SEC Reminds Private Equity Firms of Compliance Obligations
May 28, 2020

In a settled enforcement action,[1] the Securities and Exchange Commission reminded private equity firms and registered investment advisors of their obligation to implement and enforce compliance procedures, in particular procedures to prevent the misuse of material non-public information.  In this action, Ares Management LLC agreed to a $1 million payment to settle charges that its compliance procedure failed to prevent trading of shares of a public portfolio company on whose board a representative of the private equity firm served as a director while it had material non-public information.

It is not unusual for private equity firms to have representatives serve on boards of public companies in which they invest.  This service often puts these firms in the position of having access to material non-public information which is shared within the firm.  The SEC emphasized that these special circumstances create particular risks for these firms and it is therefore critical that they have proper policies and procedures in place to address these risks.  Although Ares had policies and procedures which placed the portfolio company’s shares on its restricted list and its compliance staff checked with the company to make sure the company’s trading window was open, according to the SEC the compliance staff failed, before approving the trading, to inquire whether the board representative and others in the firm were in possession of material non-public information. The SEC order also notes that the compliance staff failed to adequately document its inquiries.

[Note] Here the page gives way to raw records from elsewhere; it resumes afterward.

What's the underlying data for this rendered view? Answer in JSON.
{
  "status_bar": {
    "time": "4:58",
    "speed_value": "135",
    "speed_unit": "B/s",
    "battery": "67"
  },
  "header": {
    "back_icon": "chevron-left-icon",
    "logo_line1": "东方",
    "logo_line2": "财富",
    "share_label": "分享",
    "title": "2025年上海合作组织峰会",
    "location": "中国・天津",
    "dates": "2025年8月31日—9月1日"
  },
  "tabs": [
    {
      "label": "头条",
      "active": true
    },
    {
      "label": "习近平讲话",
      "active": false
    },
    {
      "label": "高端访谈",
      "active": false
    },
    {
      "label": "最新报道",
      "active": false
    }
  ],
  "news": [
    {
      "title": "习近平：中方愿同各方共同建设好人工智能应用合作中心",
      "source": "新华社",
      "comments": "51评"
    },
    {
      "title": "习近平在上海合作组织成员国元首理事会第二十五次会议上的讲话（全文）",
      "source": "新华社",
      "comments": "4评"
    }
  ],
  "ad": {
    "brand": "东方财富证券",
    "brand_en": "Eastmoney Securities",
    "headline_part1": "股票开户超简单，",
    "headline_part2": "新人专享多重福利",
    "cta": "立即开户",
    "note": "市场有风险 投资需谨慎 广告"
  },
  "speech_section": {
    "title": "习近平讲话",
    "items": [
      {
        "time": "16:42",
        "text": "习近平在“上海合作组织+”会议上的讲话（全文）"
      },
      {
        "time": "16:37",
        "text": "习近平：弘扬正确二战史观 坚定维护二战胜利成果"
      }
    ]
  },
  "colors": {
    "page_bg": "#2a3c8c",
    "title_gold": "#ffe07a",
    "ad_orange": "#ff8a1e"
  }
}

This action should send a strong message to private equity firms that when they have representatives on the board of public portfolio companies they need to have appropriate compliance procedures in place to prevent improper trading when they have material non-public information and they need to make sure those procedures are followed.  A failure to do so can result in not only antifraud liability for improper insider trading but also failure to comply with the Investment Advisers Act requirements that investment advisers have reasonable compliance policies and procedures.

[1] In the Matter of Ares Management LLC, IA-5511 (May 26, 2020), available here.